Hochbetrieb im neu gebauten Büchenbacher Mosthaus

21.9.2020, 16:47 Uhr
Hochbetrieb im neu gebauten Büchenbacher Mosthaus

© Foto: Stefanie Graff

  Mit Beginn der diesjährigen Mostsaison ist der Verein vom Quartier im ehemaligen Feuerwehrgerätehaus mitten im Hauptort ins Gewerbegebiet umgezogen. Neben der komplett erneuerten Mostanlage gibt es dort dringend benötigte Lagerflächen und einen großzügigen Vorplatz, auf dem die Obstlieferanten geordnet vorfahren, warten und laden können.

Beste Bedingungen

"Wir haben hier jetzt beste Arbeits- und Hygienebedingungen", freut sich der Vereinsvorsitzende Manfred Riedl. Er ist sehr stolz, dass die Ehrenamtlichen die Großinvestition gewagt haben, nachdem der Pachtvertrag für das alte Mosthaus abgelaufen ist. Allein 100 000 Euro hat die neue Mostanlage mit Presse, Zwischenspeicher, Gastherme und Abfüllanlage gekostet. Dazu musste das Grundstück erworben, Halle und Außenbereich gebaut werden.

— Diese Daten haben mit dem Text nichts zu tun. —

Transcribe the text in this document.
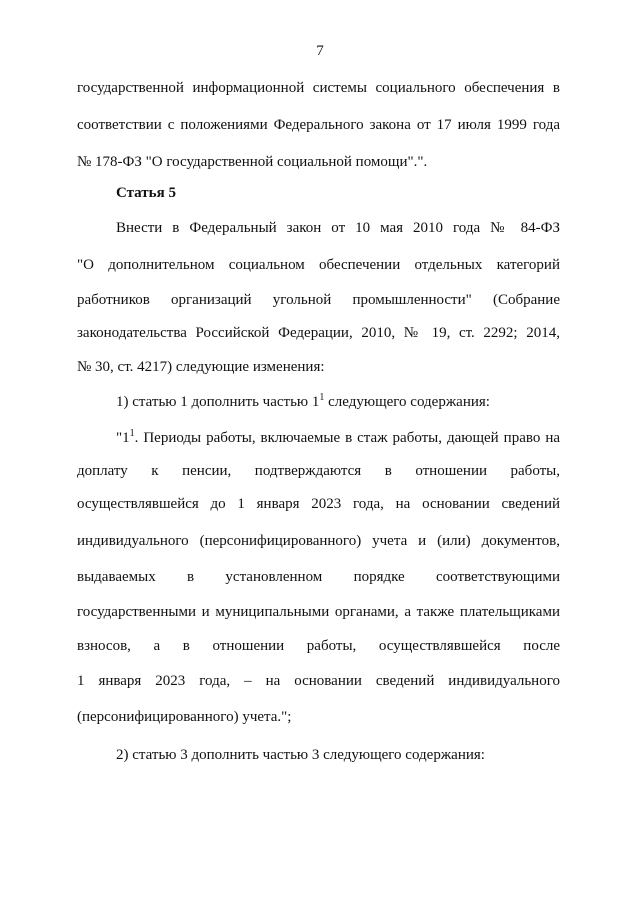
7
государственной информационной системы социального обеспечения в
соответствии с положениями Федерального закона от 17 июля 1999 года
№ 178-ФЗ "О государственной социальной помощи".".
Статья 5
Внести в Федеральный закон от 10 мая 2010 года № 84-ФЗ
"О дополнительном социальном обеспечении отдельных категорий
работников организаций угольной промышленности" (Собрание
законодательства Российской Федерации, 2010, № 19, ст. 2292; 2014,
№ 30, ст. 4217) следующие изменения:
1) статью 1 дополнить частью $1^1$ следующего содержания:
"$1^1$. Периоды работы, включаемые в стаж работы, дающей право на
доплату к пенсии, подтверждаются в отношении работы,
осуществлявшейся до 1 января 2023 года, на основании сведений
индивидуального (персонифицированного) учета и (или) документов,
выдаваемых в установленном порядке соответствующими
государственными и муниципальными органами, а также плательщиками
взносов, а в отношении работы, осуществлявшейся после
1 января 2023 года, – на основании сведений индивидуального
(персонифицированного) учета.";
2) статью 3 дополнить частью 3 следующего содержания:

Am Samstag früh um 8.20 Uhr rattert die Zerkleinerung schon lärmend vor sich hin. Die ersten Kunden haben soeben viele Pakete frisch gepressten Fruchtsafts aus eigener Ernte in den Kofferraum geschlichtet. Gleich fahren die nächsten Hobbygärtner vor. Ihr Saft soll in mitgebrachte Flaschen abgefüllt werden. Das ist mittlerweile die Ausnahme. Der meiste Saft verlässt "Bag-in-Box" das Haus: Wiederverschließbare Fünf- oder Zehn-Liter-Plastikschläuche, die in einen feststehenden Karton eingelegt werden.

Eine Viertelstunde nur 

Obst anliefern darf jeder, eine Anmeldung ist aber Pflicht. Mittlerweile ist es gar nicht mehr so einfach, einen freien Termin in der Kladde des Mosthauses zu finden. Bis in den Oktober hinein ist die Mosterei gut ausgebucht. Gerade mal eine gute Viertelstunde dauert es vom Zerkleinern des Obstes bis der erste Saft die Abfüllanlage erreicht hat. Jeder Kunde bekommt hier den Saft aus der eigenen Ernte.

Bis zum Ende der Mostsaison hat das Mosterei-Team des Obst-und Gartenbauvereins alle Hände voll zu tun. Von sieben Uhr früh bis in den frühen Abend hinein werden vor allem Äpfel, aber auch Birnen und Quitten angeliefert und sofort verarbeitet.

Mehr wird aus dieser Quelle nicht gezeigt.